You had to believe this day was inevitable. Oracle announced it was buying NetSuite a cloud ERP provider with over 30,000 customers worldwide for about $9.3 billion. Oracle founder, Larry Ellison also had a large part in founding NetSuite including being one of its top investors. I have always looked at it as Larry’s experiment in cloud computing and I think that is key.
Eighteen years ago, when NetSuite got going, Oracle was already a very big company dominating the relational database market as well as the market for enterprise business applications. Oracle’s challenge then was best summed up in Clay Christensen’s book, “The Innovator’s Dilemma,” though it never mentioned Oracle or NetSuite explicitly. The dilemma being when should a successful company consider cannibalizing its own business to avoid enabling new entrants to the market to do the honors.
The dilemma stems from the fact that successful companies had, until the last 20 years, been loath to change their secret sauce, the thing that made them successful. But a series of disruptions initiated by cloud computing pioneers like Salesforce, showed that standing pat was as dangerous as playing with matches around your balance sheet.
So that was Oracle’s dilemma and you could see it unfolding as then CEO and founder Larry Ellison carefully launched what was then called NetLedger under the leadership of trusted lieutenants Evan Goldberg, CTO and founder, and Zach Nelson, CEO. NetSuite was a lifeboat strategy intended to provide a safe place to pour customers, cash, and expertise if the need ever arose.

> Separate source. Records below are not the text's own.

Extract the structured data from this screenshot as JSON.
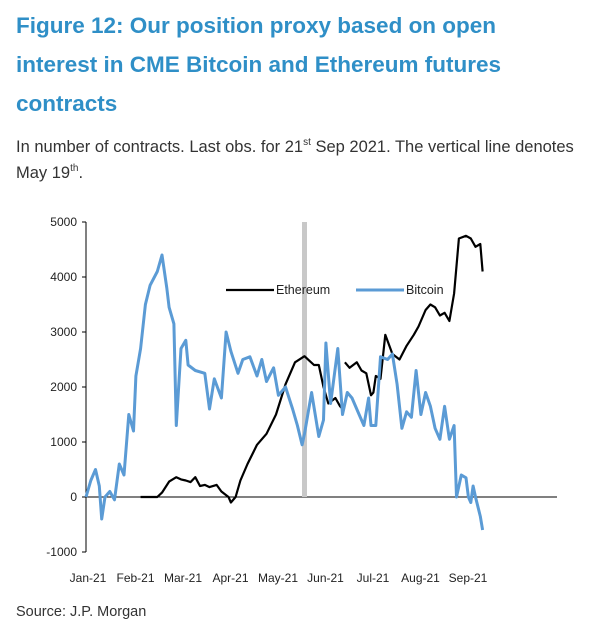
{
  "header": {
    "title": "Figure 12: Our position proxy based on open interest in CME Bitcoin and Ethereum futures contracts",
    "subtitle_a": "In number of contracts. Last obs. for 21",
    "subtitle_sup1": "st",
    "subtitle_b": " Sep 2021. The vertical line denotes May 19",
    "subtitle_sup2": "th",
    "subtitle_c": "."
  },
  "footer": {
    "source": "Source: J.P. Morgan"
  },
  "colors": {
    "ethereum": "#000000",
    "bitcoin": "#5b9bd5",
    "vline": "#c8c8c8",
    "title": "#2f8fc7"
  },
  "chart_data": {
    "type": "line",
    "title": "",
    "xlabel": "",
    "ylabel": "",
    "ylim": [
      -1000,
      5000
    ],
    "yticks": [
      -1000,
      0,
      1000,
      2000,
      3000,
      4000,
      5000
    ],
    "xlim": [
      0,
      8.35
    ],
    "xticks": [
      "Jan-21",
      "Feb-21",
      "Mar-21",
      "Apr-21",
      "May-21",
      "Jun-21",
      "Jul-21",
      "Aug-21",
      "Sep-21"
    ],
    "vline": {
      "x": 4.6,
      "label": "May 19th"
    },
    "legend": "top-center",
    "series": [
      {
        "name": "Ethereum",
        "color": "#000000",
        "points": [
          [
            1.15,
            0
          ],
          [
            1.5,
            0
          ],
          [
            1.6,
            80
          ],
          [
            1.75,
            280
          ],
          [
            1.9,
            360
          ],
          [
            2.0,
            320
          ],
          [
            2.1,
            300
          ],
          [
            2.2,
            270
          ],
          [
            2.3,
            360
          ],
          [
            2.4,
            200
          ],
          [
            2.5,
            220
          ],
          [
            2.6,
            180
          ],
          [
            2.75,
            220
          ],
          [
            2.85,
            100
          ],
          [
            3.0,
            0
          ],
          [
            3.05,
            -100
          ],
          [
            3.15,
            0
          ],
          [
            3.25,
            300
          ],
          [
            3.4,
            600
          ],
          [
            3.6,
            950
          ],
          [
            3.8,
            1150
          ],
          [
            4.0,
            1500
          ],
          [
            4.2,
            2050
          ],
          [
            4.4,
            2450
          ],
          [
            4.6,
            2560
          ],
          [
            4.65,
            2520
          ],
          [
            4.8,
            2400
          ],
          [
            4.9,
            2400
          ],
          [
            5.0,
            2000
          ],
          [
            5.1,
            1700
          ],
          [
            5.25,
            1800
          ],
          [
            5.35,
            1650
          ],
          [
            5.4,
            1600
          ]
        ]
      },
      {
        "name": "Ethereum",
        "color": "#000000",
        "points": [
          [
            5.45,
            2450
          ],
          [
            5.55,
            2350
          ],
          [
            5.7,
            2450
          ],
          [
            5.8,
            2300
          ],
          [
            5.9,
            2250
          ],
          [
            6.0,
            1850
          ],
          [
            6.05,
            1900
          ],
          [
            6.1,
            2200
          ],
          [
            6.2,
            2150
          ],
          [
            6.3,
            2950
          ],
          [
            6.45,
            2600
          ],
          [
            6.6,
            2500
          ],
          [
            6.75,
            2750
          ],
          [
            6.9,
            2950
          ],
          [
            7.0,
            3100
          ],
          [
            7.15,
            3400
          ],
          [
            7.25,
            3500
          ],
          [
            7.35,
            3450
          ],
          [
            7.45,
            3300
          ],
          [
            7.55,
            3350
          ],
          [
            7.65,
            3200
          ],
          [
            7.75,
            3700
          ],
          [
            7.85,
            4700
          ],
          [
            8.0,
            4750
          ],
          [
            8.1,
            4700
          ],
          [
            8.2,
            4550
          ],
          [
            8.3,
            4600
          ],
          [
            8.35,
            4100
          ]
        ]
      },
      {
        "name": "Bitcoin",
        "color": "#5b9bd5",
        "points": [
          [
            0.0,
            0
          ],
          [
            0.1,
            300
          ],
          [
            0.2,
            500
          ],
          [
            0.28,
            200
          ],
          [
            0.33,
            -400
          ],
          [
            0.4,
            0
          ],
          [
            0.5,
            100
          ],
          [
            0.6,
            -50
          ],
          [
            0.7,
            600
          ],
          [
            0.8,
            400
          ],
          [
            0.9,
            1500
          ],
          [
            1.0,
            1200
          ],
          [
            1.05,
            2200
          ],
          [
            1.15,
            2700
          ],
          [
            1.25,
            3500
          ],
          [
            1.35,
            3850
          ],
          [
            1.5,
            4100
          ],
          [
            1.6,
            4400
          ],
          [
            1.7,
            3800
          ],
          [
            1.75,
            3450
          ],
          [
            1.85,
            3150
          ],
          [
            1.9,
            1300
          ],
          [
            2.0,
            2700
          ],
          [
            2.1,
            2850
          ],
          [
            2.15,
            2400
          ],
          [
            2.3,
            2300
          ],
          [
            2.5,
            2250
          ],
          [
            2.6,
            1600
          ],
          [
            2.7,
            2150
          ],
          [
            2.85,
            1800
          ],
          [
            2.95,
            3000
          ],
          [
            3.05,
            2650
          ],
          [
            3.2,
            2250
          ],
          [
            3.3,
            2500
          ],
          [
            3.45,
            2550
          ],
          [
            3.6,
            2200
          ],
          [
            3.7,
            2500
          ],
          [
            3.8,
            2100
          ],
          [
            3.95,
            2350
          ],
          [
            4.05,
            1850
          ],
          [
            4.2,
            2000
          ],
          [
            4.35,
            1600
          ],
          [
            4.45,
            1300
          ],
          [
            4.55,
            950
          ],
          [
            4.6,
            1150
          ],
          [
            4.75,
            1900
          ],
          [
            4.9,
            1100
          ],
          [
            5.0,
            1400
          ],
          [
            5.05,
            2800
          ],
          [
            5.15,
            1700
          ],
          [
            5.3,
            2700
          ],
          [
            5.4,
            1500
          ],
          [
            5.5,
            1900
          ],
          [
            5.6,
            1800
          ],
          [
            5.75,
            1500
          ],
          [
            5.85,
            1300
          ],
          [
            5.95,
            1800
          ],
          [
            6.0,
            1300
          ],
          [
            6.1,
            1300
          ],
          [
            6.2,
            2550
          ],
          [
            6.35,
            2500
          ],
          [
            6.45,
            2600
          ],
          [
            6.55,
            2050
          ],
          [
            6.65,
            1250
          ],
          [
            6.75,
            1550
          ],
          [
            6.85,
            1450
          ],
          [
            6.95,
            2300
          ],
          [
            7.05,
            1500
          ],
          [
            7.15,
            1900
          ],
          [
            7.25,
            1650
          ],
          [
            7.35,
            1250
          ],
          [
            7.45,
            1050
          ],
          [
            7.55,
            1650
          ],
          [
            7.65,
            1050
          ],
          [
            7.75,
            1300
          ],
          [
            7.8,
            0
          ],
          [
            7.9,
            400
          ],
          [
            8.0,
            350
          ],
          [
            8.05,
            0
          ],
          [
            8.1,
            -100
          ],
          [
            8.15,
            200
          ],
          [
            8.2,
            0
          ],
          [
            8.3,
            -350
          ],
          [
            8.35,
            -600
          ]
        ]
      }
    ],
    "legend_entries": [
      {
        "name": "Ethereum",
        "color": "#000000"
      },
      {
        "name": "Bitcoin",
        "color": "#5b9bd5"
      }
    ]
  }
}
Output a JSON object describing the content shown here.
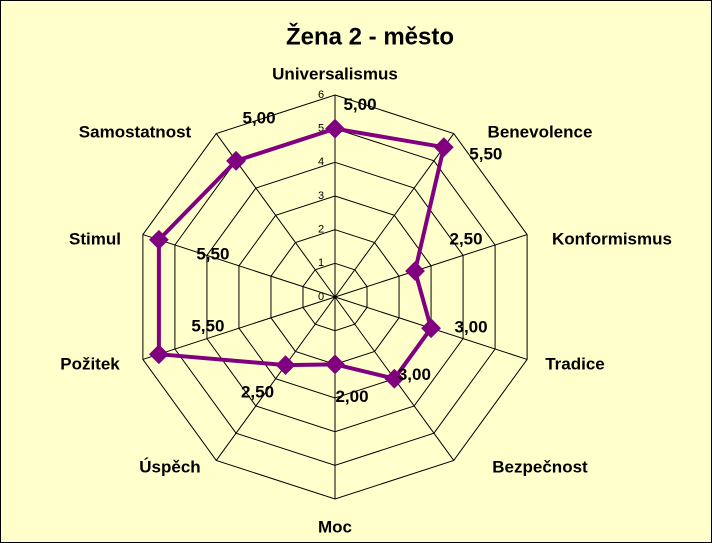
{
  "chart_data": {
    "type": "radar",
    "title": "Žena 2 - město",
    "categories": [
      "Universalismus",
      "Benevolence",
      "Konformismus",
      "Tradice",
      "Bezpečnost",
      "Moc",
      "Úspěch",
      "Požitek",
      "Stimul",
      "Samostatnost"
    ],
    "values": [
      5.0,
      5.5,
      2.5,
      3.0,
      3.0,
      2.0,
      2.5,
      5.5,
      5.5,
      5.0
    ],
    "value_labels": [
      "5,00",
      "5,50",
      "2,50",
      "3,00",
      "3,00",
      "2,00",
      "2,50",
      "5,50",
      "5,50",
      "5,00"
    ],
    "color": "#800080",
    "ylim": [
      0,
      6
    ],
    "yticks": [
      0,
      1,
      2,
      3,
      4,
      5,
      6
    ],
    "grid": true
  }
}
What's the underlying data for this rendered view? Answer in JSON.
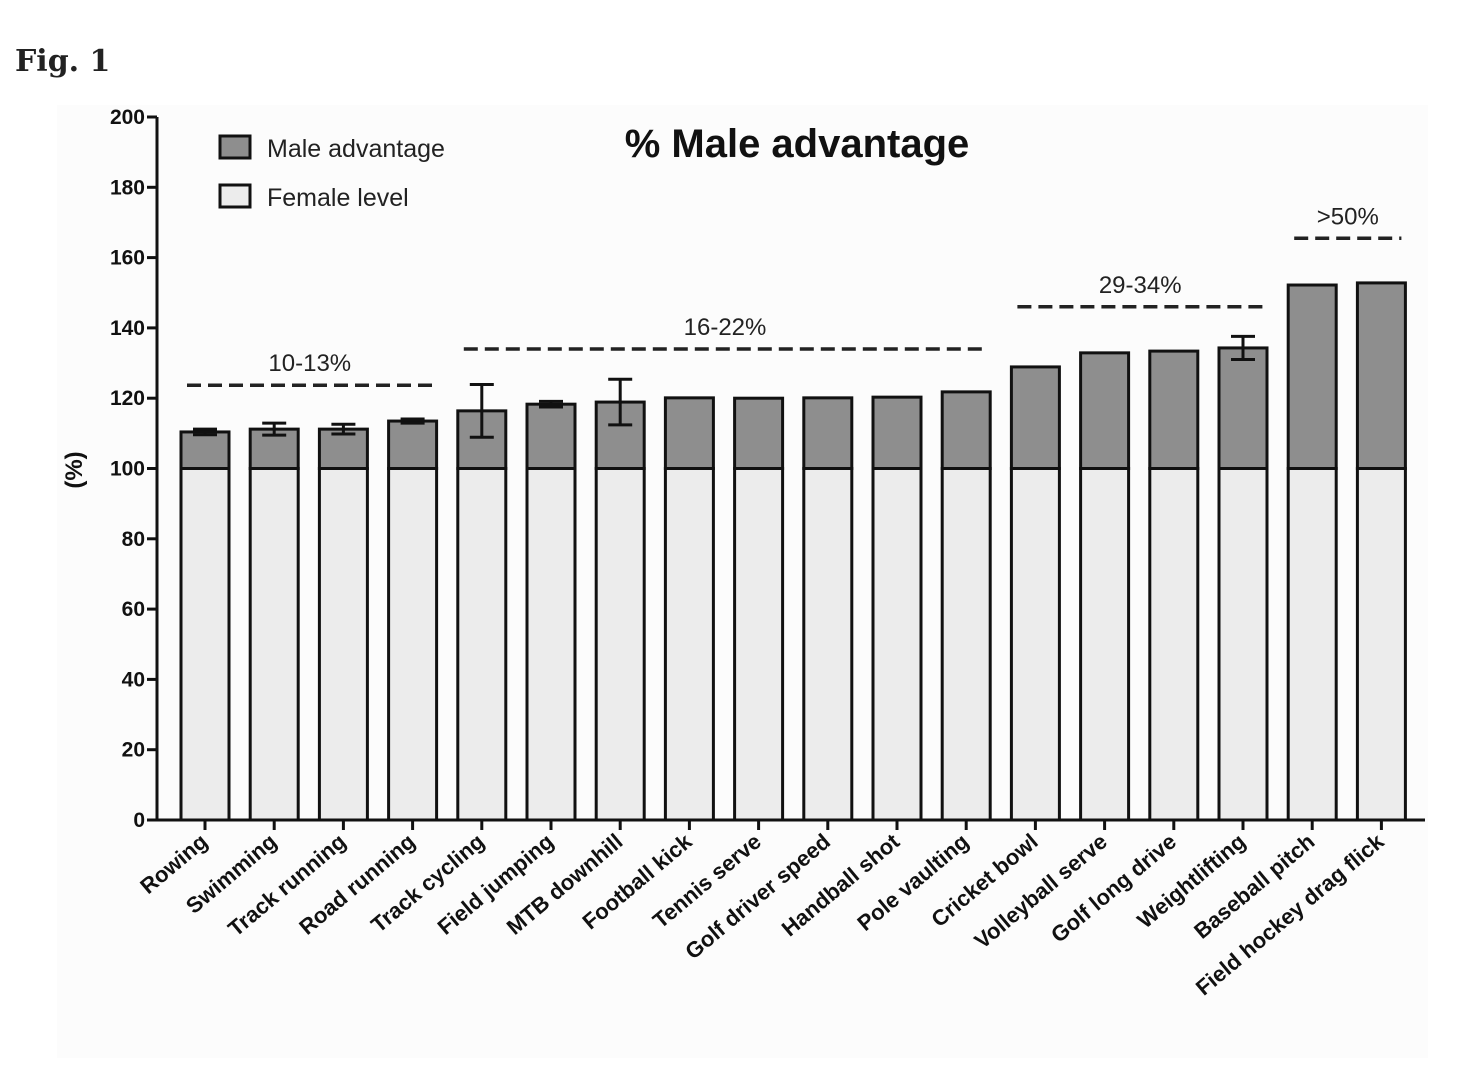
{
  "figure_label": "Fig. 1",
  "chart_data": {
    "type": "bar",
    "stacked": true,
    "title": "% Male advantage",
    "xlabel": "",
    "ylabel": "(%)",
    "ylim": [
      0,
      200
    ],
    "yticks": [
      0,
      20,
      40,
      60,
      80,
      100,
      120,
      140,
      160,
      180,
      200
    ],
    "grid": false,
    "legend_position": "top-left",
    "categories": [
      "Rowing",
      "Swimming",
      "Track running",
      "Road running",
      "Track cycling",
      "Field jumping",
      "MTB downhill",
      "Football kick",
      "Tennis serve",
      "Golf driver speed",
      "Handball shot",
      "Pole vaulting",
      "Cricket bowl",
      "Volleyball serve",
      "Golf long drive",
      "Weightlifting",
      "Baseball pitch",
      "Field hockey drag flick"
    ],
    "series": [
      {
        "name": "Female level",
        "color": "#ececec",
        "values": [
          100,
          100,
          100,
          100,
          100,
          100,
          100,
          100,
          100,
          100,
          100,
          100,
          100,
          100,
          100,
          100,
          100,
          100
        ]
      },
      {
        "name": "Male advantage",
        "color": "#8e8e8e",
        "values": [
          10.4,
          11.2,
          11.2,
          13.5,
          16.4,
          18.3,
          18.9,
          20.1,
          20.0,
          20.1,
          20.3,
          21.8,
          28.9,
          32.9,
          33.4,
          34.3,
          52.2,
          52.8
        ]
      }
    ],
    "error_bars": [
      0.8,
      1.7,
      1.4,
      0.6,
      7.5,
      0.8,
      6.5,
      0,
      0,
      0,
      0,
      0,
      0,
      0,
      0,
      3.3,
      0,
      0
    ],
    "annotations": [
      {
        "label": "10-13%",
        "from": 0,
        "to": 3,
        "level": 123.7
      },
      {
        "label": "16-22%",
        "from": 4,
        "to": 11,
        "level": 134
      },
      {
        "label": "29-34%",
        "from": 12,
        "to": 15,
        "level": 146
      },
      {
        "label": ">50%",
        "from": 16,
        "to": 17,
        "level": 165.5
      }
    ]
  }
}
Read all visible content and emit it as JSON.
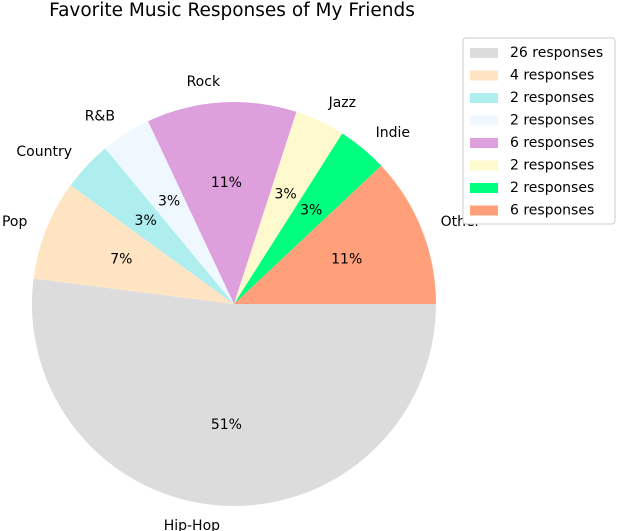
{
  "chart_data": {
    "type": "pie",
    "title": "Favorite Music Responses of My Friends",
    "start_angle_deg": 0,
    "direction": "clockwise",
    "legend_position": "top-right",
    "slices": [
      {
        "label": "Hip-Hop",
        "value": 26,
        "pct_label": "51%",
        "legend": "26 responses",
        "color": "#dcdcdc"
      },
      {
        "label": "Pop",
        "value": 4,
        "pct_label": "7%",
        "legend": "4 responses",
        "color": "#ffe4c4"
      },
      {
        "label": "Country",
        "value": 2,
        "pct_label": "3%",
        "legend": "2 responses",
        "color": "#afeeee"
      },
      {
        "label": "R&B",
        "value": 2,
        "pct_label": "3%",
        "legend": "2 responses",
        "color": "#f0f8ff"
      },
      {
        "label": "Rock",
        "value": 6,
        "pct_label": "11%",
        "legend": "6 responses",
        "color": "#dda0dd"
      },
      {
        "label": "Jazz",
        "value": 2,
        "pct_label": "3%",
        "legend": "2 responses",
        "color": "#fffacd"
      },
      {
        "label": "Indie",
        "value": 2,
        "pct_label": "3%",
        "legend": "2 responses",
        "color": "#00ff7f"
      },
      {
        "label": "Other",
        "value": 6,
        "pct_label": "11%",
        "legend": "6 responses",
        "color": "#ffa07a"
      }
    ]
  }
}
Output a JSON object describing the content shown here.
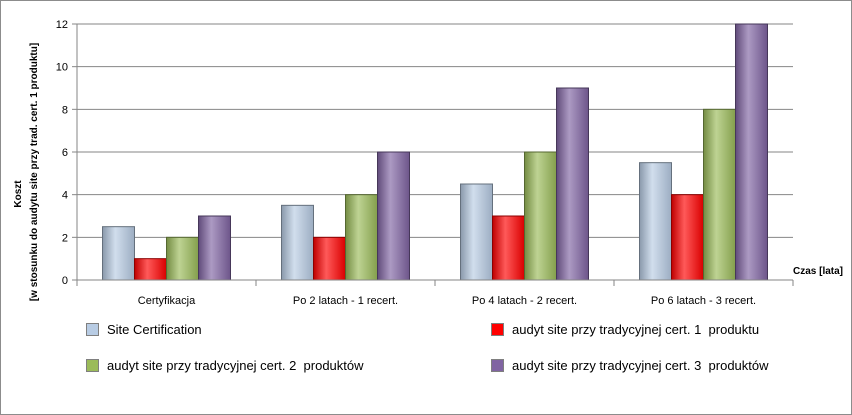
{
  "chart_data": {
    "type": "bar",
    "ylabel_line1": "Koszt",
    "ylabel_line2": "[w stosunku do audytu site przy trad. cert. 1 produktu]",
    "xlabel": "Czas [lata]",
    "ylim": [
      0,
      12
    ],
    "yticks": [
      "0",
      "2",
      "4",
      "6",
      "8",
      "10",
      "12"
    ],
    "grid": true,
    "legend_position": "bottom",
    "categories": [
      "Certyfikacja",
      "Po 2 latach - 1 recert.",
      "Po 4 latach - 2 recert.",
      "Po 6 latach - 3 recert."
    ],
    "series": [
      {
        "name": "Site Certification",
        "values": [
          2.5,
          3.5,
          4.5,
          5.5
        ],
        "color": "#b8cce4"
      },
      {
        "name": "audyt site przy tradycyjnej cert. 1  produktu",
        "values": [
          1,
          2,
          3,
          4
        ],
        "color": "#ff0000"
      },
      {
        "name": "audyt site przy tradycyjnej cert. 2  produktów",
        "values": [
          2,
          4,
          6,
          8
        ],
        "color": "#9bbb59"
      },
      {
        "name": "audyt site przy tradycyjnej cert. 3  produktów",
        "values": [
          3,
          6,
          9,
          12
        ],
        "color": "#8064a2"
      }
    ]
  }
}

As a startup NetLedger morphed into NetSuite and had far less overhead and bureaucracy to contend with than an established company like Oracle and so its innovation cycles were quick and nimble. Taking no chances, Oracle plunged ahead into cloud computing building its own platform and applications, which would eventually displace its traditional products. It also bought a slew of other cloud companies too because buying companies is less risky than trying to fund a similar amount of development in house.
So in this regard, buying NetSuite can be seen as just another cloud company acquisition by Oracle but it’s much more than that. It’s the culmination of long-game thinking—precisely the kind that few public companies can invest in today given the short time horizons of quarterly earnings reporting.
This long game approach is what critics lament is no longer practiced in the Fortune 500. But today, one of the founders of a Fortune 500 company (#77 if you are counting), a brash, fast talking, America’s Cup winning, technology industry showman, pulled a rabbit out of his hat. This shows that planning and execution still count for a lot in business if you know how to adapt.